I’m optimistic. I have not seen any candidate yet from any party who can defeat President Buhari. Some people have expressed concern about the conduct of the elections and likelihood of violence, and I am not that worried . . . All the loopholes that gave rise to manipulation of elections and rigging of elections that ultimately are the triggers for violence have been taken care of [by the Independent National Election Commission]. And based on everything I know — including polls we’ve done — President Buhari will emerge victorious. It’s going to be hotly contested, but we are going to win because the other parties just don’t have the footprint we have across the country, and don’t have the kind of [pull among the people] that President Buhari has as a candidate.
What are the biggest challenges facing Bayelsa state?
We’re at the peak of the Atlantic Ocean . . . that means that our terrain is quite challenging. The entire state is below sea level, making . . . the task of developing even roads and bridges and typical infrastructure very expensive. The cost is almost 15 to 20 times more than you have in drier areas. The challenge of social stability [has been] caused by a combination of factors: insufficient investment in education over the years and then the work of the oil companies and the destruction it has caused in the social lives of our people; the militancy that came because of some of that. It makes Bayelsa wholly dependent on the federal government. When the recession came, our revenues plummeted, and for a young state [that was difficult]. But even the oil companies have no presence here other than working in creeks. Their offices aren’t here so they don’t pay tax here — by law they pay tax to the big cities where they’ve been working for years, not in Bayelsa.
What are the state’s biggest opportunities?

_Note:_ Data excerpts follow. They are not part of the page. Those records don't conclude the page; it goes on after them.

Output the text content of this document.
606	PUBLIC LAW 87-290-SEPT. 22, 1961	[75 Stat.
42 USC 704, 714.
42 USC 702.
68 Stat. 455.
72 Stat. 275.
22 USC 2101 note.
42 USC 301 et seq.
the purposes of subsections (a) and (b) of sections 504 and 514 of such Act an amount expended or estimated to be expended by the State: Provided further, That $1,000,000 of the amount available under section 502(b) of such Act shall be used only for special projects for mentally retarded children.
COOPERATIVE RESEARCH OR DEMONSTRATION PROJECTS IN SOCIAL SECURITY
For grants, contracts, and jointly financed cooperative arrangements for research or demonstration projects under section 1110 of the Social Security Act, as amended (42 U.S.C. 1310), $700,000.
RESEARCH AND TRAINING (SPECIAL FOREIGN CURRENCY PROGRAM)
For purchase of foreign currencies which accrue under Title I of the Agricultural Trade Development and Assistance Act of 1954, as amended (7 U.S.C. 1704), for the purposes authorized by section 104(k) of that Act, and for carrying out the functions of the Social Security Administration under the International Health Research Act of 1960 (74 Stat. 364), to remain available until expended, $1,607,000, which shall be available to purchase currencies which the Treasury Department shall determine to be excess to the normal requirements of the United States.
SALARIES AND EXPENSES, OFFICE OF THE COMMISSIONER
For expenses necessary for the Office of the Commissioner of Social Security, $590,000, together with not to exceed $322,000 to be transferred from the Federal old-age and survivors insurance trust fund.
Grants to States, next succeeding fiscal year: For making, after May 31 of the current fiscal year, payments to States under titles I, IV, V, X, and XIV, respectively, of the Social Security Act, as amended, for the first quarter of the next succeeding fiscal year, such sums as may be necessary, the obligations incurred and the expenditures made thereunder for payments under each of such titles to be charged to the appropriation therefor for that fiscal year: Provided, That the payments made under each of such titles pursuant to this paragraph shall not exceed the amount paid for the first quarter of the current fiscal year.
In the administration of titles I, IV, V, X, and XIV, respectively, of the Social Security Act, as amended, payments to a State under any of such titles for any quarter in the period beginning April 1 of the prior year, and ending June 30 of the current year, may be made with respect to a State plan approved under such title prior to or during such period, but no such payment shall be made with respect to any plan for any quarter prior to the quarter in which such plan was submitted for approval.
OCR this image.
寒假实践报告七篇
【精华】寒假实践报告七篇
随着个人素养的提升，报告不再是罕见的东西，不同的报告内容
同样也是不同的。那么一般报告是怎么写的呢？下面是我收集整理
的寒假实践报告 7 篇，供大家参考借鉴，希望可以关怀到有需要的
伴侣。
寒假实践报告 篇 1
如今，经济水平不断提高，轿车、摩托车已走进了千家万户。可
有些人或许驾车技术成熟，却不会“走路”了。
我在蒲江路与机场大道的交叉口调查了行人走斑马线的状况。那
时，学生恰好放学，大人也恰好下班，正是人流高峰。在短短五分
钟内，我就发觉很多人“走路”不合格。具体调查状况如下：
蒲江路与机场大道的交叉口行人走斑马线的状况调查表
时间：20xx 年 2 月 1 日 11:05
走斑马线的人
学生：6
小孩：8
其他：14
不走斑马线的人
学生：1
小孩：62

Education, which is very, very serious, it’s almost the number one priority of my government.
We made a declaration of emergency while I was taking my oath of office . . . there was a lot of feeling that it was political empty talk as usual, but almost seven years down the line everyone has seen we meant business when we said education was going to be free and compulsory. Our thinking is that if you get education, if you spread education and opportunity and you invest in that area, then a number of the other challenges will naturally take care of themselves. But Bayelsa is a land of opportunity. It’s a state that is one of the fastest growing, fastest developing. We’ve been working to create the potential infrastructure to promote growth, to promote economic opportunity that can be the basis for an inclusive growth.
How do you view the PDP’s chances in February’s elections?
My party is in a good position and, of course, I wish my party the best and to win . . . Every election is a referendum on the incumbent. But let’s see how it goes. [As the ruling party], they have a lot of power, the capacity to influence negative outcomes.
But the president’s party ran on three key fronts: they ran on the economy. They said they were going to make the economy work, make it better. Right in their first year, the economy collapsed. We can debate several reasons why Nigeria went into recession . . . but one of the theories is that that collapse could have been dealt with by proactive policies. The president also ran on anti-corruption . . . but [that] seems to be ineffectual and merely political. And they ran on national security. They say they defeated Boko Haram, but they are still alive and kicking. [Then there is] a pogrom going on in the middle belt, and I don’t think it’s tenable for the ruling party to claim that they have advanced the cause of national security. It’s difficult for them to claim that it is safer today than it was in 2015.